The numbers of new COVID-19 cases continue to rise on the North Olympic Peninsula as Jefferson County confirmed five new cases Tuesday and Clallam County reported one.
The infections put Jefferson County at 103 COVID-19 cases since March, while Clallam County is at 304 cases since March.
None of the new cases are connected with the long-term care facility outbreak that Clallam County health officials are investigating, said Dr. Allison Unthank, the county health officer.
The new case in Clallam County was still under investigation Tuesday, she said.
Two of the new cases in Jefferson County are contacts of prior cases, and the other three of the new cases in the county were still being investigated for how they may have contracted the novel coronavirus, said Dr. Tom Locke, the county health officer.
The long-term care facility in Clallam County has not been identified yet, as Unthank waits for it to make a public statement, and so far only three cases have arisen from it: two staff members and one resident, she said.
The facility is under quarantine, Unthank said.
Both counties continue to be in the state’s moderate-risk category, with case rates of 37 cases per 100,000 population in Clallam County for the past two weeks and about 34.5 cases per 100,000 for the two weeks prior as of Monday in Jefferson County, according to county public health data.

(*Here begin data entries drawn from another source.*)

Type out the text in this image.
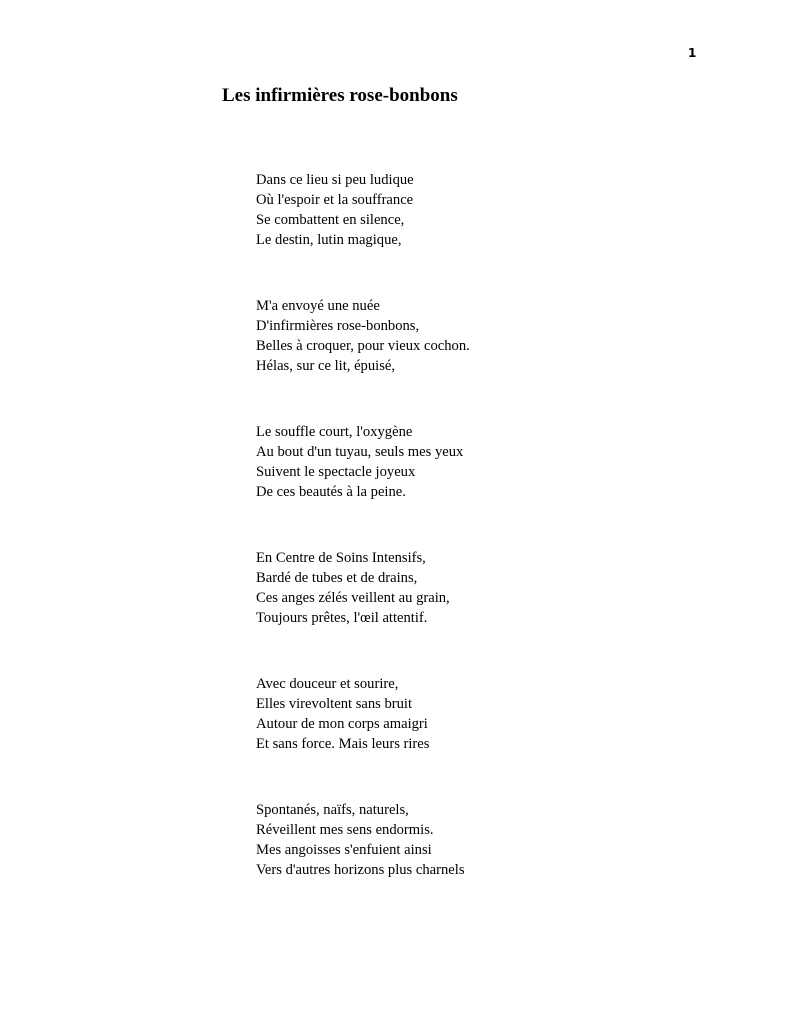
1
Les infirmières rose-bonbons
Dans ce lieu si peu ludique
Où l'espoir et la souffrance
Se combattent en silence,
Le destin, lutin magique,
M'a envoyé une nuée
D'infirmières rose-bonbons,
Belles à croquer, pour vieux cochon.
Hélas, sur ce lit, épuisé,
Le souffle court, l'oxygène
Au bout d'un tuyau, seuls mes yeux
Suivent le spectacle joyeux
De ces beautés à la peine.
En Centre de Soins Intensifs,
Bardé de tubes et de drains,
Ces anges zélés veillent au grain,
Toujours prêtes, l'œil attentif.
Avec douceur et sourire,
Elles virevoltent sans bruit
Autour de mon corps amaigri
Et sans force. Mais leurs rires
Spontanés, naïfs, naturels,
Réveillent mes sens endormis.
Mes angoisses s'enfuient ainsi
Vers d'autres horizons plus charnels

Both Unthank and Locke are concerned about the rising case numbers and are urging residents to be cautious and follow COVID-19 prevention recommendations such as mask wearing, social distancing and limiting social circles to less than five outside of one’s household to slow the spread of the virus.
“Certainly it’s concerning,” Unthank said. “We are doing some pretty intensive contact tracing.
“We have a few concerning areas of infection — certainly the long-term care facility cases that we’re following and some other local transmission that we’re tracing as well — so it certainly has the potential to increase. We are working feverishly to do what we can to keep those numbers low, but we’re definitely encouraging our community to be vigilant so we can turn things around sooner rather than later.”
Locke said: “We’re still much lower than other areas of the state, but any rise concerns me.
“I’m especially concerned as we approach the holidays. People have travel plans, the airlines are booked up, college students are coming home, people are doing all of these things that are really risky,” he said.
“We’re a couple of weeks away from what can be a really big spike in cases … by the end of the month, we could be dealing with pretty serious outbreaks.”
So far, school districts in both counties have remained clear of COVID-19, unlike some other districts statewide. However, with case rates going up, Locke said it will be more difficult to keep schools open as staff and students are more likely to get infected.
“As case prevalence goes higher, it’s going to be harder to keep the schools open, because there’s going to be more of a chance that an infected student or staff member will show up in school and can set off an outbreak,” Locke said.
“We believe that keeping in-person education available is a very high priority, but it’s going to take the whole community working to make that happen.”
Clallam County has 20 active cases — one of whom is hospitalized — and 220 people in quarantine, counting those at the long-term care facility, Unthank said. The county has had one death, which was in August.
Jefferson County has 13 active cases and more than 45 people in quarantine, Locke said. The county has had no deaths.